Juegos de codificación, desafíos matemáticos

¿En qué consiste Brandstorm? Cada año, L'Oréal plantea a los jugadores un nuevo reto. En esta ocasión, los casi 500 participantes han tenido el desafío de transformar la forma en la que los hombres se cuidan creando propuestas innovadoras dirigidas a 'millennials' de entre 18 y 25 años. «Se han planteado dos proyectos: una innovación de producto/negocio para los estudiantes de negocio y otra innovación tecnológica para ingenieros y perfiles más tecnológicos. Además, en ambos retos se otorgará un premio adicional a aquellos que aporten la idea más sostenible», explica Vidal.

Los ganadores no sólo tienen la posibilidad de entrar a trabajar en L'Oréal, también obtienen un premio en metálico: 10.000 euros para el mejor proyecto en cada categoría, y 5.000 para la mejor idea de Responsabilidad Social Corporativa (RCS) integrada en cada uno de los retos.

Pero L'Oréal no es un caso aislado.
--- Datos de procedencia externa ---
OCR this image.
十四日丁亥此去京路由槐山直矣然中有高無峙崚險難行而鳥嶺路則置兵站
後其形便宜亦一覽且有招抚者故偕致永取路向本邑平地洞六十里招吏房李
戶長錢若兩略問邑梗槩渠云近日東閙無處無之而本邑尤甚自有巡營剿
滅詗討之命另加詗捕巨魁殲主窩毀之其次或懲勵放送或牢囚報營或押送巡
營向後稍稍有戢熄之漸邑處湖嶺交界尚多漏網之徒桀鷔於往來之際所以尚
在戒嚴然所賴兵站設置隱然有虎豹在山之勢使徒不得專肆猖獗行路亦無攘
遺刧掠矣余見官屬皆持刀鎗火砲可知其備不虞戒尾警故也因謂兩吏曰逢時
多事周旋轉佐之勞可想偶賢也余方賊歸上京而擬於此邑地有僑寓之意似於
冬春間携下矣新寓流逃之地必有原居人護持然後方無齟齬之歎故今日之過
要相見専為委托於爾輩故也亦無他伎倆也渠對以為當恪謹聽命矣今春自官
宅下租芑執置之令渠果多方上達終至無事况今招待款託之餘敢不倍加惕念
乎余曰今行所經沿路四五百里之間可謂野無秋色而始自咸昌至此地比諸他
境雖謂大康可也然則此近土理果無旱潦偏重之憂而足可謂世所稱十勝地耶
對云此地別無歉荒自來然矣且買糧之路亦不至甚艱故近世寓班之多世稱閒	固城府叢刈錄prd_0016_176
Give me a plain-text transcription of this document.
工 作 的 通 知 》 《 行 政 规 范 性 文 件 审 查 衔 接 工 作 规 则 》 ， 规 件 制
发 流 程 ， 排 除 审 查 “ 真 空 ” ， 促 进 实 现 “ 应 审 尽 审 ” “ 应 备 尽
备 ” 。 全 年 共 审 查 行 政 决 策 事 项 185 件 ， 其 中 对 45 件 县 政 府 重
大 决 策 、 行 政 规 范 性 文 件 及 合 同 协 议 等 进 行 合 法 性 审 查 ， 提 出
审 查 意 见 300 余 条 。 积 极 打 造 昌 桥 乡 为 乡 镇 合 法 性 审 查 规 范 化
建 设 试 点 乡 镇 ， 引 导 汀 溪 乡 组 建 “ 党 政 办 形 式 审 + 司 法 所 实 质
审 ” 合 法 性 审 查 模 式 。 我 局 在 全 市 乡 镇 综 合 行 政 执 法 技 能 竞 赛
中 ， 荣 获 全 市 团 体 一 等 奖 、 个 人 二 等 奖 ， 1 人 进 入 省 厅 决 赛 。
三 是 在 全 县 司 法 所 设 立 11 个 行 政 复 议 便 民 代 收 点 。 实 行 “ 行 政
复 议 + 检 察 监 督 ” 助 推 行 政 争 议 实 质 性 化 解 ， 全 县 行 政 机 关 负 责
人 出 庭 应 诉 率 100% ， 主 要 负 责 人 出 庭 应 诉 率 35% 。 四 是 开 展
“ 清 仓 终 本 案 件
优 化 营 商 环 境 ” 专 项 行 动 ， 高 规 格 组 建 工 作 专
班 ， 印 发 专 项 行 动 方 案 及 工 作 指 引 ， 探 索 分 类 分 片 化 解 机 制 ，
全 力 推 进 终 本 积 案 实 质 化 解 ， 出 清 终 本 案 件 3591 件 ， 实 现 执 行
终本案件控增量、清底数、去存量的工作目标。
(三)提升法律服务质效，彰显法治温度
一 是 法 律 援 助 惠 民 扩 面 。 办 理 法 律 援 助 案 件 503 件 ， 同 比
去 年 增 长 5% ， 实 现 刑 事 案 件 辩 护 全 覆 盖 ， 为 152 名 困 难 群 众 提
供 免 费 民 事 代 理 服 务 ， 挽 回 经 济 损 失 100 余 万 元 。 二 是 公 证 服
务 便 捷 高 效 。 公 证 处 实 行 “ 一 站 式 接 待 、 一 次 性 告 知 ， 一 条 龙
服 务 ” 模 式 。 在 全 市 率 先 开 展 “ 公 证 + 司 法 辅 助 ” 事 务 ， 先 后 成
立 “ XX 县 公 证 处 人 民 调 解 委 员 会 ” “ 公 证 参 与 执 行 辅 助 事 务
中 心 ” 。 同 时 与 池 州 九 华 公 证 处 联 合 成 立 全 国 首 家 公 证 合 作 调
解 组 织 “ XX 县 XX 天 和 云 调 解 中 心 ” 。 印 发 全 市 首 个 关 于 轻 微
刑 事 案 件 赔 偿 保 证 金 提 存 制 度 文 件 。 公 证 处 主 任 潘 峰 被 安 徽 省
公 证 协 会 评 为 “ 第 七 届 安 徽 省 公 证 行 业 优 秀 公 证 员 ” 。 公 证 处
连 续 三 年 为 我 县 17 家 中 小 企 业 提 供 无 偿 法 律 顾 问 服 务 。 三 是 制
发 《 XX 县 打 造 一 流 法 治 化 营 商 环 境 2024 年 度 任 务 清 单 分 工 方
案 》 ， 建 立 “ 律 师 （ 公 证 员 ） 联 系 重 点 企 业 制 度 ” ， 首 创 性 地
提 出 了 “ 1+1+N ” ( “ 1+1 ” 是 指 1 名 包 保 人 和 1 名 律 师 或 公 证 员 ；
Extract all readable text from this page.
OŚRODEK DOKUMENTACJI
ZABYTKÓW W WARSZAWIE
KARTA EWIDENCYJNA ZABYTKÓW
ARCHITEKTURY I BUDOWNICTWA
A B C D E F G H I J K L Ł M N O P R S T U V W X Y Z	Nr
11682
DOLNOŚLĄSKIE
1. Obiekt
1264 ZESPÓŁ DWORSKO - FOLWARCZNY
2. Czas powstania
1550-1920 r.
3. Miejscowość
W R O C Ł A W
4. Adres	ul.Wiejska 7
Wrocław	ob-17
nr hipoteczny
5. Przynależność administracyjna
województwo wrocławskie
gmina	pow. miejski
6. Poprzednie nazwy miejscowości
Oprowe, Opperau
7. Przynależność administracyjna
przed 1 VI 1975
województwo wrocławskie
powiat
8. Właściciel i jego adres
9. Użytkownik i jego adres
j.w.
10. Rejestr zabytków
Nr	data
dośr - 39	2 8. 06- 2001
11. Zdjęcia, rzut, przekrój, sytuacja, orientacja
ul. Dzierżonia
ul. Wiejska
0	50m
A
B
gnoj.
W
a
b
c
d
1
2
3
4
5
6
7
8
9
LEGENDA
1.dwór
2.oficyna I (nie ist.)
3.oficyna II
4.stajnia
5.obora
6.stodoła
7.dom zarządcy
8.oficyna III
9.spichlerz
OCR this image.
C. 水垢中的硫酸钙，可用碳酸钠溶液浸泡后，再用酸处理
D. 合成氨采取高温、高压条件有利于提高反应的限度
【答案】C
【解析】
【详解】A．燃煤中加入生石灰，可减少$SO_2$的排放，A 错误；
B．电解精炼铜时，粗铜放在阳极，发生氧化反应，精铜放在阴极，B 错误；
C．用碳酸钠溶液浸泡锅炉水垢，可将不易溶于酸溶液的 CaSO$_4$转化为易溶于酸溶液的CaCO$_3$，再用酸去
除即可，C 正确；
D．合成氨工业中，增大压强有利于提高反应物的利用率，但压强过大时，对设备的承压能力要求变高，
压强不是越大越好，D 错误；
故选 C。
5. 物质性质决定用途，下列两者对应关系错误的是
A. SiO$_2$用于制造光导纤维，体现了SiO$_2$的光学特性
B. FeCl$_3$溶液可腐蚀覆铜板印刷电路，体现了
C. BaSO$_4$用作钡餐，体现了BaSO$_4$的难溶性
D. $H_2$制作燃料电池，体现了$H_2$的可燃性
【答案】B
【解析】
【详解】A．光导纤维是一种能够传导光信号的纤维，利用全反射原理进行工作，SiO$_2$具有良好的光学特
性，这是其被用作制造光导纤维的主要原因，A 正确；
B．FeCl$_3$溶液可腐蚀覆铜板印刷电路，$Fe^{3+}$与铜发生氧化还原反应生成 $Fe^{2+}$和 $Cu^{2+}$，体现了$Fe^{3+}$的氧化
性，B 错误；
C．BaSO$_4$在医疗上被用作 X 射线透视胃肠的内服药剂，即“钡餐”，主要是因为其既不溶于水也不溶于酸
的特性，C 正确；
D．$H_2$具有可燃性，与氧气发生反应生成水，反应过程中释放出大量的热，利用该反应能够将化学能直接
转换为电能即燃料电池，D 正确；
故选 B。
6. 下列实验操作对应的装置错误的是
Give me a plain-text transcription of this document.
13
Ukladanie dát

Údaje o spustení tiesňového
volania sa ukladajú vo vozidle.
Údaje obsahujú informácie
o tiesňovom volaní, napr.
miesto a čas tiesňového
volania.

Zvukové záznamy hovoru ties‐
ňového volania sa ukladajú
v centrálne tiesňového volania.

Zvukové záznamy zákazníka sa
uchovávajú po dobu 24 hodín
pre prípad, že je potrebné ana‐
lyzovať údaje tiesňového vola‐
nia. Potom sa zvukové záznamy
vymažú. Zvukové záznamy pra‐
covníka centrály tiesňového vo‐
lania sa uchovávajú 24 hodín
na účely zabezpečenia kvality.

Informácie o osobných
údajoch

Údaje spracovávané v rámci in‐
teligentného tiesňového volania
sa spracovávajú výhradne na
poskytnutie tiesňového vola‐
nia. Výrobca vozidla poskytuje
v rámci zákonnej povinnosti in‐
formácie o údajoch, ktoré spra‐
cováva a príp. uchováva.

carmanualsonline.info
Marriot también fue una de las primeras compañías en apostar por los videojuegos. Hace unos años, lanzó una aplicación en la que animaba a los interesados en trabajar en la popular cadena de hoteles a jugar. Los participantes tenían que enfrentarse a distintas situaciones que se pueden producir en el entorno de un hotel y pasar por diferentes áreas o departamentos.

Barclays también ha recurrido a los videojuegos para captar potenciales trabajadores. Y lo ha hecho a través de Stockfuse, un simulador bursátil con una cartera virtual de 100 dólares y títulos y fondos que fluctúan según las cotizaciones reales de Wall Street.

Y, por supuesto, en esta lista no podía faltar Google. El gigante de la tecnología también ha recurrido a la gamificación lanzando desafíos matemáticos complejos. Sólo a aquel que los resolvía se le ofrecían más detalles de la vacante y se le daba la posibilidad de presentar su candidatura.

Así que ya sabe, la próxima vez que vaya a una entrevista, prepárese jugar y pasar de nivel. Puede que su pericia, le sirva para lograr un contrato.